Building an Emergency Fund in 3 Easy Steps
Ahh…the emergency fund. There are many reasons why personal finance experts tout this as the first step towards reaching true financial independence. Whether it’s a small fund of $1K or a larger pool of cash that can cover your living expenses for an extended period of time, an emergency fund can mean the difference between coasting through a tough time with your finances in tact or facing financial ruin.
I wasn’t always a believer in the emergency fund. As a naive 20-something, I lacked the discipline and resolve to commit to saving anything, let alone a decent sum of money for those curveballs life likes to toss our way. The result of my clueless behavior? Thousands of dollars of credit card debt and the interest associated with carrying the balances. Thankfully, I eventually saw the light and realized that if I ever wanted to build a stable financial future, I had to stop living paycheck to paycheck. Essentially, having an e-fund was my ticket to smoothing out the bumps along the ride.
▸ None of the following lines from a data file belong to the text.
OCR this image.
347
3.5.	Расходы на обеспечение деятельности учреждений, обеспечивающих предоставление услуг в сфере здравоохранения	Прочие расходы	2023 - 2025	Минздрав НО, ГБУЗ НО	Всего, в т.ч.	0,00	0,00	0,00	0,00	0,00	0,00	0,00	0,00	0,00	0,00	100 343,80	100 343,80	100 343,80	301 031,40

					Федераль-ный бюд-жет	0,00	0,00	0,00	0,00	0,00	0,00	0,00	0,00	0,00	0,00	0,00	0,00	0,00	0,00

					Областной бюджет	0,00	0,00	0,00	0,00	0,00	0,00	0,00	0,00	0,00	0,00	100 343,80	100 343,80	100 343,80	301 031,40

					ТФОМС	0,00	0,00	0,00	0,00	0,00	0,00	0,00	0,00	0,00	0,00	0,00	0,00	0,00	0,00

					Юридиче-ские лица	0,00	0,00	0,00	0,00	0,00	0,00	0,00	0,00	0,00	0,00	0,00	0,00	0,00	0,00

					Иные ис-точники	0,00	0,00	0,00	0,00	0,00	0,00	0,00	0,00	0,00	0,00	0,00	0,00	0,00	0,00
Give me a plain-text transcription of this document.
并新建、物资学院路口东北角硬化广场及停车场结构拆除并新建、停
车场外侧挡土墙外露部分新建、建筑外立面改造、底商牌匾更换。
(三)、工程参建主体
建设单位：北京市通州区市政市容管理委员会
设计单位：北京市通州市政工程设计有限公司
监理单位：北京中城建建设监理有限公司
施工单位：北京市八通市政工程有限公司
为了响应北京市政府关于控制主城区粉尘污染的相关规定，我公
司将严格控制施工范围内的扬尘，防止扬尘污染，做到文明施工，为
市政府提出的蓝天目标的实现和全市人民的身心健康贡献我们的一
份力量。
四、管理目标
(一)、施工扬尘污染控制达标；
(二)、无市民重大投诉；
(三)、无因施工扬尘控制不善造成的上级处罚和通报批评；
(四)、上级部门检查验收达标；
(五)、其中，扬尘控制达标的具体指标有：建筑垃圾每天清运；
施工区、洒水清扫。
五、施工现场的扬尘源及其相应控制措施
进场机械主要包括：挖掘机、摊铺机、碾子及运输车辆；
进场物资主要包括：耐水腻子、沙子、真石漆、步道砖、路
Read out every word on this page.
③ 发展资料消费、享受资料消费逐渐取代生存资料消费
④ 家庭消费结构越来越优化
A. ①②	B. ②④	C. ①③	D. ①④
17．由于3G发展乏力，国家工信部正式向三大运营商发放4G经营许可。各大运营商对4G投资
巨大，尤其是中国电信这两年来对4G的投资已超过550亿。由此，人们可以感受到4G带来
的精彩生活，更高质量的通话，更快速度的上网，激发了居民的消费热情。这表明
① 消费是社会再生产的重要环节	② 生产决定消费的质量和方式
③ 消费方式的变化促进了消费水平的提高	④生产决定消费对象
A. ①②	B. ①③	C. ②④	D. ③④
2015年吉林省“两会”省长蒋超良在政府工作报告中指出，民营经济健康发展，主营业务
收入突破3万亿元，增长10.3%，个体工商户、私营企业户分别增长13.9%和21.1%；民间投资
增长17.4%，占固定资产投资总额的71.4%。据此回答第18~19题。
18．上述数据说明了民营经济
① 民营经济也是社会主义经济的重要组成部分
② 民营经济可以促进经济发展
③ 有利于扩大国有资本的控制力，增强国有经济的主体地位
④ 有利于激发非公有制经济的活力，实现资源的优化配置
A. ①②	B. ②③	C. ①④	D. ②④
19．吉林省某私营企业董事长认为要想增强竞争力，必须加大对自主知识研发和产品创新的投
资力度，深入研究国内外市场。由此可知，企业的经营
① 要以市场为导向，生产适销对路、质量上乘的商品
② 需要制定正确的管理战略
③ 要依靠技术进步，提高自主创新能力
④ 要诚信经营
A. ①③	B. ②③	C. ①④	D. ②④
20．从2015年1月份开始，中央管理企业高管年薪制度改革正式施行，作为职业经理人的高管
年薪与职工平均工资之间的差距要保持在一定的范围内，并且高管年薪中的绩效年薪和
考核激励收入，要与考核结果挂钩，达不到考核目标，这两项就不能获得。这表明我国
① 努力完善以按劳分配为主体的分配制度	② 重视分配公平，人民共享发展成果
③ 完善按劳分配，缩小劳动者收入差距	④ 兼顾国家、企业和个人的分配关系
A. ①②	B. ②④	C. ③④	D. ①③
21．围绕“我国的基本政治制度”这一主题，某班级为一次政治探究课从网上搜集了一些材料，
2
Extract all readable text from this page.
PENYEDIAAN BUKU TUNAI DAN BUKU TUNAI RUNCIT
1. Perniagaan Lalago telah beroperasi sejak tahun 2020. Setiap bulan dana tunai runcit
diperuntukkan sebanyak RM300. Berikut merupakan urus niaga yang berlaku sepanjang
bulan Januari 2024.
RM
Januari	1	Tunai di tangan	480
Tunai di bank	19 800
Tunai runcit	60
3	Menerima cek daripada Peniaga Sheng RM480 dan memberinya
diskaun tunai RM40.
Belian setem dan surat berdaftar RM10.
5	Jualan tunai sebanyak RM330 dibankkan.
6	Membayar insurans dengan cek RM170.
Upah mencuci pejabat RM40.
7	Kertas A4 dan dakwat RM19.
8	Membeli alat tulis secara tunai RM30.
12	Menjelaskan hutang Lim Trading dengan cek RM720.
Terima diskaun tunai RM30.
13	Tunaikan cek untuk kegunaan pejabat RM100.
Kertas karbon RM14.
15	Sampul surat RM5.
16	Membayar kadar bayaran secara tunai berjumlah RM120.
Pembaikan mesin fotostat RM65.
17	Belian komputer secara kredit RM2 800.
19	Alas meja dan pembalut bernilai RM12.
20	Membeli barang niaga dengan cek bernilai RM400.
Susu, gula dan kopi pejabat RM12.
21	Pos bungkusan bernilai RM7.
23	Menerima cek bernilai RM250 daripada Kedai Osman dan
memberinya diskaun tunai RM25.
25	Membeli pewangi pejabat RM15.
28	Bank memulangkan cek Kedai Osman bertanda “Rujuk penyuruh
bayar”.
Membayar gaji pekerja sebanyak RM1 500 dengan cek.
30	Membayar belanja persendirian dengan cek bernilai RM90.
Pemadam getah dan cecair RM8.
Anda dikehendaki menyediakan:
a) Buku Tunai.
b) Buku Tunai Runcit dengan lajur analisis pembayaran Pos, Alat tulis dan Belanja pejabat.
Building an emergency fund was no small feat for me. But as I began to sock away small sums of money ($25/month to start), I noticed that I didn’t really miss the money. Over time, I began to be excited about having money in the bank, and I appreciated being able to do things like fix a flat tire and pay for an unexpected health bill without pulling out the credit card. It was quite a liberating feeling!
If you’re looking to start your own emergency fund, congrats on taking the first step to getting your finances under control. For those times when doubt creeps in or temptation threatens to wipe out your progress, here are a few steps that helped me stay the course:
This is the simplest, most effective way I’ve found when it comes to saving and investing. I’ve had auto-debits into a separate savings account for over 8 years now. At first, the withdrawals weren’t much but I’ve worked hard to increase those numbers over the years. By automating the contributions, I’m not tempted to spend the money or re-allocate it elsewhere in my budget. Set up a simple transfer from each paycheck and you won’t miss a beat in establishing a healthy account balance in no time.
This one might sound a bit on the unorthodox side, but it’s exactly what helped me to grow my savings and break my bad habit of spending everything (and more) that I brought in. First, ensure you’ve established your emergency fund in an entirely separate account (I like the online ones that take a few days for transfers to post because they offer me built-in time to truly evaluate if I need that money or not). Next, set up the automated contributions and don’t do another thing. Don’t check balances if you have a hard time not spending. Don’t make transfers that aren’t for true emergencies. Funnel the money into the account and just leave it alone!
Start Small and Be Patient
Just as Rome wasn’t built in a day, neither will your e-fund. Start out slow and contribute whatever you can. It doesn’t matter if it’s $10 or $10,000–you have to start somewhere. Get used to making the automatic payments and not touching the money. Then focus on cutting your expenses or bringing in more money (both if you can!) so that you can increase the amount you’re saving. Know that your actions today are setting up a better tomorrow and be patient with yourself as you move forward. Before you know it, you’ll be sitting on a nice cushion that will give you incredible peace of mind when an emergency does rear its ugly head.
How did you build your emergency fund? What steps do you take to maintain it?